Google’s Natural Language Processing Updates and SEO
“At its core, Search is about understanding language. It’s our job to figure out what you’re searching for and surface helpful information from the web, no matter how you spell or combine the words in your query”- Google Oct 2019
At the heart of all of Google’s investments, is natural language processing or NLP. Google faces the ultimate problem. How do you teach machines which process information as a series of 0s and 1s, to understand human language with all its complicated nuance? NLP is a field of Artificial Intelligence research that attempts to tackle this problem.
Algorithm Updates Then and Now
Google tells us that they constantly deploy new algorithmic updates in search. Many large search updates have been focused on a website itself and how Google understands a web page. However, Google has now released 2 major algorithmic updates in October and November (2019), both focused on the search engine’s ability to understand human language and the intent behind a query.
Algorithm Updates Impact on Organic Search Returns
In October, Google released the BERT update that applies to the organic search returns. BERT stands for Bidirectional Encoder Representations from Transformers. Bidirectional means BERT can analyze the words before and after a query to determine the content and meaning. Transformers are “models that process words in relation to all the other words in a sentence, rather than one-by-one in order.” This means that Google can now use the entire context of a sentence to interpret the search instead of just looking at it as a string of words.

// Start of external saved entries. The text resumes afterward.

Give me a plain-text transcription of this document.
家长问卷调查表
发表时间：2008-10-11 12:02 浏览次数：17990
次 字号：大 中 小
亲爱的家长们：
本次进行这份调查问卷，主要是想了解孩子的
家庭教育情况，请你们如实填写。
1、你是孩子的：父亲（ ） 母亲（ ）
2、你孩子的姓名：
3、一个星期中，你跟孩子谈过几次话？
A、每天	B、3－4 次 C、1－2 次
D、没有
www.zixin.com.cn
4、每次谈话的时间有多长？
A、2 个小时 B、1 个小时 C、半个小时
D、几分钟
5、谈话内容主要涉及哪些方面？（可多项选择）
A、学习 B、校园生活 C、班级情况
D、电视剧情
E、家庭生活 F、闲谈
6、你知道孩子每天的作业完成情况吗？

Google has also been making significant investments in its processing infrastructure to make deploying this type of natural language processing possible. In short, it requires a massive amount of computing power (and dollars) to use this type of technology in everyday search. Why? As a for-profit company, Google needs eyeballs on its search returns to sell ads. And in their estimation, better returns = more users.
Algorithm Updates Aimed at Local Search Results
In November, Google released another update, this time impacting the local search returns. The local returns are the local pack we see in a local search return that generally features 3 Google My Business listings and potentially an ad. Google My Business listings serve as the digital representation of a real-world physical business and provide Google data to help the algorithm understand what the business does, sells, etct.
The local search algorithm is based on 3 factors: Proximity, Relevance and Prominence. This Whiteboard Friday has a great summary how local search works:
Proximity = distance to the searcher.
Relevance = does the business feature the things the user is searching for?
Prominence = how does the business stand out as it relates to what the user is searching for. This can include reviews, review content, website content as well as citations
The local SEO community began reporting wild swings in the local search returns in November, so much so that the suspected update was termed “Bedlam”. After a month of turbulence, Google confirmed the update:
This update is focused on Neural Matching:
Google has stated that this update will help them go beyond the business’s name or description to understand how it might relate to a user’s search and their intent. This was the first time Google has confirmed an algorithmic update in Local SEO, which indicates the importance of this update. Already released for organic search last year, this is the first time it has been applied to the local returns.
Based on the announcement, we can assume that Google is now using Neural matching to better understands words and concepts and apply them to the 3 ranking factors mentioned above. Danny Sullivan, Google’s public @searchliason,confirmed that in the tweet below:
What’s the common thread here and what do we need to do?
These updates relate to Google’s ability to further parse and understand human language with the goal of providing better search returns. It’s our role, as marketers and business owners, to provide the entities in the search return that match a user’s question in the form of a website or Google My Business listing.
We need to make sure we have a fully optimized Google My Business listing that takes advantage of the content features Google offers.
We need to get the technical SEO right, so that the website can get crawled and indexed. That’s why a crucial part of our SEO process is a technical audit. It’s our job to make sure that the content on the website can be found by Google and analyzed. We need to make sure we are using the terms and concepts on our websites that best represent our business in the real world. The content on your website is the bridge built between the user’s search and the machine’s ability to understand that your website is the best answer for the user’s search. Content audits and recommendations are also a critical part of our approach to SEO and will continue to be in 2020.